Every morning the department head regaled them with amusing stories inspired by mishaps—letters, minutes, orders and misdirected telephone calls, innocuous errors made by his subordinates. But when a mistake involved senior people, Styopa crawled through the rooms of the department clutching a pile of crumpled papers, cursing under his breath.

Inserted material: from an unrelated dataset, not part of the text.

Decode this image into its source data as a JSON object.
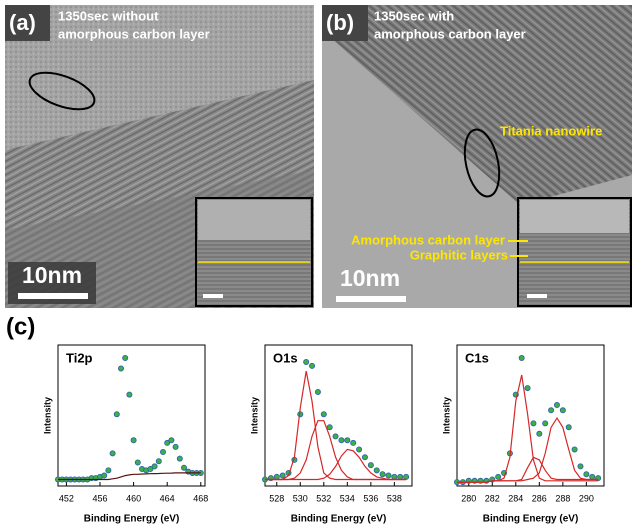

Stepan Kristoforovich was a hefty fellow who was light on his feet. But his bloodshot face always made him look sickly. He was a polite, pleasant man to share a joke with or trade gossip, but some people misread him. If, for example, he started to pat his shirt down, or to take an interest in the furniture, this was a sign he had lost interest in you, and you'd better clear out. He held a grudge against people who didn't take the hint, and the grudge might last for months, until he got even with them. In general nothing faded in Stepan Kristoforovich's world, which was why he never saw fit to respond to his subordinates' requests or to sort out their disputes. His greatest talent, so he claimed, was putting time to work, to harness the advantages that could be drawn from its passage, to understand how the curve of its usefulness rose, and then fell—and to act only after its advantages had been entirely exhausted. ‘And that, young Comrade Weissberg,' he always said, ‘is something that, unfortunately, cannot be learned. It's the holy trinity: intuition; principles that you never abandon; and friends who would inform on you only at the last.' In the office people said he was loyal to his subordinates, and also one of the most accomplished liars in the history of the
bolshoi dom
; he could talk your mother into swearing she was a virgin.